This game is so unpredictable that I find myself debating whether it really is unpredictable. There is an outstanding offense facing an outstanding defense. There is a great running game facing a weak run defense, but also an great pass rush facing a rookie quarterback and unproven line. Ball control, meet fast break. A historic franchise meets one still trying to make history. Look left, and you will find Yin. Look right, you will see Yang. Acid, meet Base. The Sunday before a memorable Monday, there are a few things rattling around in my head that approach hunches. This match-up is too complex to confidently predict much of anything.
Beware The Bandit
The Seahawks feature a defensive package they refer to as “Bandit.” This group is comprised of three safeties, one linebacker, three lineman, and four cornerbacks. The mix of corners and linebackers can change depending on the coverage talent of the linebackers. It can be a coverage-heavy defense with seven defensive backs on the field, but is really meant to create pressure from every angle. Corners and safeties blitz from all over. Winston Guy is a key addition to this scheme, as he can approximate a linebacker, has skill as a blitzer and has coverage ability. Do not be surprised to see this more on Monday than we have so far this season. It will dare the Packers to run, and maximize what looks Gus Bradley can give Aaron Rodgers. Guy was robbed of a forced fumble in his first game against Arizona when the replacement official blew the whistle far too early. Look for him to make his presence felt on Monday, one way or another.
Losing The Slots
Doug Baldwin led the Seahawks in receptions a year ago, and was the first undrafted player to accomplish that feat since the NFL/AFL merger. He has three receptions for 13 yards through two games. He nearly made a heroic touchdown reception in Arizona, but has generally be an after-thought so far. He is questionable on Monday with a shoulder injury after suffering through a hamstring injury in camp. It is just a hunch at this point, but one has to wonder if the combination of a short slot receiver and a short quarterback will not work. Golden Tate is the same height as Baldwin, but plays on the edge of the field. Baldwin makes his money in the middle. Logically, that should be the most difficult place for Wilson to see a receiver, especially a shorter one. Charly Martin, who is 6’1″, could push Baldwin if this truly is an issue. There is no doubt about Baldwin’s talent, but the combination with Wilson has not clicked so far. Nobody will work harder than those two at figuring it out. In the meantime, that is a huge hole that must be filled.

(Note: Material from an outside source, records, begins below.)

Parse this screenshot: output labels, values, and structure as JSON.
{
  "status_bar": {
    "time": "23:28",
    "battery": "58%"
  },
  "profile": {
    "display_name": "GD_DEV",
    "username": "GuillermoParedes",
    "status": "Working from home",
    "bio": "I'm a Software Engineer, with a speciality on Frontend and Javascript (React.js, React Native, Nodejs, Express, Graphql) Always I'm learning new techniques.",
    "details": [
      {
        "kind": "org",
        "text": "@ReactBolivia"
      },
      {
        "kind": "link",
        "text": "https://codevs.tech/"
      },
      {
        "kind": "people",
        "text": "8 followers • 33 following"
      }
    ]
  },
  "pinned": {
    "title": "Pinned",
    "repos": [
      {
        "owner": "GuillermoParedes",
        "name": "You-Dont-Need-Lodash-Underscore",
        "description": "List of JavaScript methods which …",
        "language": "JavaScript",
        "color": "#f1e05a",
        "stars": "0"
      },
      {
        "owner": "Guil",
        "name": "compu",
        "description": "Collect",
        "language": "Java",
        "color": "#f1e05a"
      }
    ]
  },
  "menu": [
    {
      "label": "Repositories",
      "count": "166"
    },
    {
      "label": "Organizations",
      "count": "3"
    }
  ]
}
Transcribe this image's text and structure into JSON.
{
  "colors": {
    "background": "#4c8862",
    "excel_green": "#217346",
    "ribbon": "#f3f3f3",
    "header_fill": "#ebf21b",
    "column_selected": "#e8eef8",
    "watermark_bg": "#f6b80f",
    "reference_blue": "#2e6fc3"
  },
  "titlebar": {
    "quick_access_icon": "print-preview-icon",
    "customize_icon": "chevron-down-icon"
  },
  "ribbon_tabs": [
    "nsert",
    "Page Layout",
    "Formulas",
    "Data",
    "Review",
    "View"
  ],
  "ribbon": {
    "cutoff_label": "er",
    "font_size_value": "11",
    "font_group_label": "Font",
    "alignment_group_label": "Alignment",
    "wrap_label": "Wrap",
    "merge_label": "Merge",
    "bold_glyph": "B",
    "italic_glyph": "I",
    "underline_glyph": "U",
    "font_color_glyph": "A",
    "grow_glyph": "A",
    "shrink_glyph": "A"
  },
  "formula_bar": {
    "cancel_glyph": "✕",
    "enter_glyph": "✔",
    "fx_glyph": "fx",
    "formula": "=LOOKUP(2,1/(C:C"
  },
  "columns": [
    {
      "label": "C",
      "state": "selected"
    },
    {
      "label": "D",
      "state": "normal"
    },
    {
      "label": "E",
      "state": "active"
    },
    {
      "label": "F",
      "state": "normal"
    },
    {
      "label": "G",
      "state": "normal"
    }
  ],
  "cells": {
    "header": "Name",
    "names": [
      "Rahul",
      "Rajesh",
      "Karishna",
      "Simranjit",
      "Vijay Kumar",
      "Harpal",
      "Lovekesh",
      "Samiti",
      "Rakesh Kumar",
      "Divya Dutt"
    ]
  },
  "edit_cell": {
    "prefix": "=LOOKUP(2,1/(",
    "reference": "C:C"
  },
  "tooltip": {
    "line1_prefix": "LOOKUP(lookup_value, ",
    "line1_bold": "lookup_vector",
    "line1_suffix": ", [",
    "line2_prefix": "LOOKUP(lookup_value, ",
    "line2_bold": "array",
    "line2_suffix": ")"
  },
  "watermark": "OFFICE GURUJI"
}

A Win Means More Than A Loss
Nobody doubts the Packers are Super Bowl contenders. Everybody doubts the Seahawks are. Wilson is starting just his third game. Truthfully, the Seahawks should not be ready to win a game against a team this talented offensively. The most likely script is that the Packers show the Seahawks what they need to be ready for down the line. The national press and some local fans will jump off the Seahawks bandwagon. The team would be 1-2 in that scenario with plenty of tough games coming up. Seattle is going to improve significantly on offense as the year moves on. This team will be a force to reckon with in the last half of the season regardless of Monday’s outcome. If, however, they beat the Packers tomorrow…all bets are off. It would be a significant over-achievement that would signal their arrival far earlier than scheduled. Games against the Patriots, Lions, and 49ers start looking far different.
St. Louis More Important Than Green Bay
Seattle already choked away a division game in the season opener. They cannot afford to lose another. The Rams are no joke, and will give every team they face everything they can handle. A 10AM game on a short week against a confident division foe is nothing to scoff at. No matter the outcome against the Packers, it will test the Seahawks mental resolve to get equally up for the game against the Rams. Division records can very well decide whether a team makes the playoffs. Let’s not start 0-2.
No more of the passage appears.